Is there a standard way to see the what phrase/3 translates?
No. The meaning of phrase/3 is defined, but the actual implementation behind is not accessible. There are several different ways, how phrase/3 can be defined. It could be as simple as in YAP:
phrase(P, S0, S) :-
call(P, S0, S).
Or it could use expand_term/2 (or something of that kind). That is:
phrase(P, S0, S) :-
expand_term(( pseudont --> P ), ( pseudont(CS0, CS) :- Goal) )),
S0 = CS0,
S = CS,
Goal.
It could execute the final unification after calling Goal:
phrase(P, S0, S) :-
expand_term(( pseudont --> P ), ( pseudont(CS0, CS) :- Goal) )),
S0 = CS0,
Goal,
S = CS.
And by that introduce the (implementation dependent) convention that the expanded predicates are always called with an uninstantiated and unaliased variable in the last argument which would permit tail-recursiveness in the presence of semicontext.
It is all up to the implementer.
Does this tell me how phrase/3 is used in my test/3?
No, there is no way telling.
But then, why do you ask? Or, to rephrase:
What effect could a differing but conforming implementation of phrase/3 have?
Resource consumption
This should be evident. Consider ?- phrase([],Xs). which does not create any term on the heap in YAP, but does so for the naive expand_term-expansion above. But then, resource consumption is out of scope of the current standards.
Variable ordering
Consider the body of a rule ..., phrase([], Xs, Xs), ... in YAP: Xs remains a local variable, whereas an expand_term-based phrase makes it global. In many implementations this would affect the relative order of variables. Now, the standard explicitly states in 7.2.1:
If X and Y are variables which are not identical then
X term_precedes Y shall be implementation dependent
except that during the creation of a sorted list (7.1.6.5,
8.10.3.1 j) the ordering shall remain constant.

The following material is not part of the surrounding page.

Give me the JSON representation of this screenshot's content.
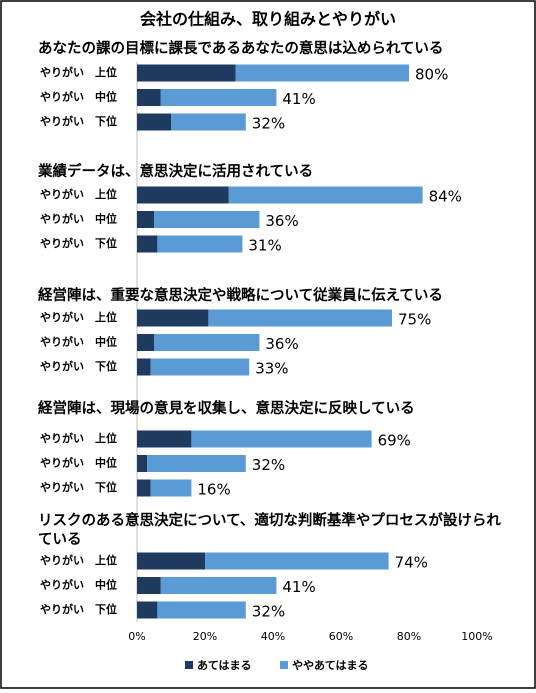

So this is again not a problem, but still this might be annoying.
NSTO property
The Prolog standard (that is, part 1 ISO/IEC 13211-1) only defines execution if it is NSTO. That is, if all unifications happening during execution are NSTO — Not subject to occurs-check (see 7.3.3).
Now, consider your case: phrase(("a",!,"b"), Xs, Ys). At first sight, this is equivalent to phrase("ab", Xs, Ys). But now consider assuming set_prolog_flag(double_quotes,chars)
?- Xs = [c|_], Xs = Ys, phrase(("a",!,"b"), Xs, Ys).
This query should fail, no doubt. But is it NSTO? Naively, we could assume that this can be replaced by:
?- Xs = [c|_], Xs = Ys, Xs = [a,b|Ys].
Which is tantamount to:
?- Xs = [c|_], Xs = [a,b|Xs].
Clearly, Xs = [a,b|Xs] alone is STO (Subject to occurs check). But also both together are STO! To understand this, consider the Herbrand algorithm in 7.3.2. In essence, it non-deterministically rewrites the equations "in any order". Here is one such derivation:
Xs = [c|Zs], Xs = [a,b|Xs].
(7.3.2 f) Xs = [c|Zs], [c|Zs] = [a,b,c|Zs].
(7.3.2 d) Xs = [c|Zs], c = a, Zs = [b,c|Zs].
(7.3.2 g) failure (not unifiable, positive occurs-check)
Of course, this derivation is unusual. Usually, one would fail immediately in the presence of c = a, but the algorithm is non-deterministic in this respect. And a set of equations is NSTO only if all possible derivations do not lead to 7.3.2 g. To cite 7.3.3:
A set of equations (or two terms) is "not subject to
occurs-check" (NSTO) iff there exists no way to proceed
through the steps of the Herbrand Algorithm such that
7.3.2 g happens.
freeze/2 and when/2
These constructs might also be affected. While they are currently not covered by existing standard documents understanding potential impacts is still of relevance. Consider:
?- freeze(L, (X=1;X=2)), phrase(("a",!,"b"),L).
L = [a,b], X = 1.
B, SICStus, SWI, YAP all produce this one answer. So the cut is significant.
In any case, thanks for asking – I understood the NSTO issue only while answering your question! This clearly has some impact in how the DCG translation is formulated.